NEW SBA GUIDANCE ON THE PAYCHECK PROTECTION PROGRAM (PPP)
Acknowledging that some employees may not wish to return to work, either because of coronavirus concerns or because they are collecting more while on unemployment, the SBA recently issued new guidance. This guidance states that businesses will not face penalties so long as they "make a good faith" efforts to rehire employees. They must also explain to employees that they may lose their unemployment eligibility by not returning to work. The SBA is also encouraging employers to carefully document any communication with employees, in case they refuse to return to work, the evidence of which will be needed when requesting PPP loan forgiveness.
The specific language is as follows; "To qualify for this exception, the borrower must have made a good faith, written offer of rehire, and the employee's rejection of that offer must be documented by the borrower. Employees and employers should be aware that employees who reject offers of reemployment may forfeit eligibility for continued unemployment compensation."
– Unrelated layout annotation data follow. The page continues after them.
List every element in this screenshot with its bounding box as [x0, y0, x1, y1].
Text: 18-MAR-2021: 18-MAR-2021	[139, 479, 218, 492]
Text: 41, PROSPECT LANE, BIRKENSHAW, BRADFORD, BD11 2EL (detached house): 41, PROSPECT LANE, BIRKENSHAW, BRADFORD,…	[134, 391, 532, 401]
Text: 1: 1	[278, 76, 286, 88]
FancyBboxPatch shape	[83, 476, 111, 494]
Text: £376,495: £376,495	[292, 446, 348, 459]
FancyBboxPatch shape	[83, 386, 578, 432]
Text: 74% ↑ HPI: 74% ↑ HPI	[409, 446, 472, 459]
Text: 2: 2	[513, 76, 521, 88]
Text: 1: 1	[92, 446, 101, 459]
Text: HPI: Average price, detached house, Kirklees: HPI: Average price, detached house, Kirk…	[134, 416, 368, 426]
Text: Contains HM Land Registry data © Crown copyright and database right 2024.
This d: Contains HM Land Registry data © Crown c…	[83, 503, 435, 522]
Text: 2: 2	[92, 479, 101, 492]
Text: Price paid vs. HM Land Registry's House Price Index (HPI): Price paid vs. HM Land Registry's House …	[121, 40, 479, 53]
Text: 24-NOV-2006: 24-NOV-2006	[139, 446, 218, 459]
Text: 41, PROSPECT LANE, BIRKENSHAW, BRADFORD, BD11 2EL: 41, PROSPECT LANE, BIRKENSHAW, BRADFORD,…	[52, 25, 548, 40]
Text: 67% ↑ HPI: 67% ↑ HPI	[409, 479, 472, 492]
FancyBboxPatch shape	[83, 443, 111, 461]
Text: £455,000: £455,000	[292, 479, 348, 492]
The Pandemic Unemployment Assistance (PUA) program, part of the CARES Act, dramatically expanded the scope of workers who can receive unemployment benefits, including people who are unable or unavailable to work because of certain health or economic consequences of the pandemic, even if their workplace is open. Nevertheless, the PUA does not allow an employee to remain on unemployment simply because those benefits temporarily pay them more than what they'd earn after returning to work. And as the DOL additionally makes clear, a general fear of exposure to the virus also isn't enough for an employee to refuse employment or quit a job. STAY TUNED
The entire country is in uncharted territory. It's possible more guidance will roll out as more businesses reopen and more workers are called back.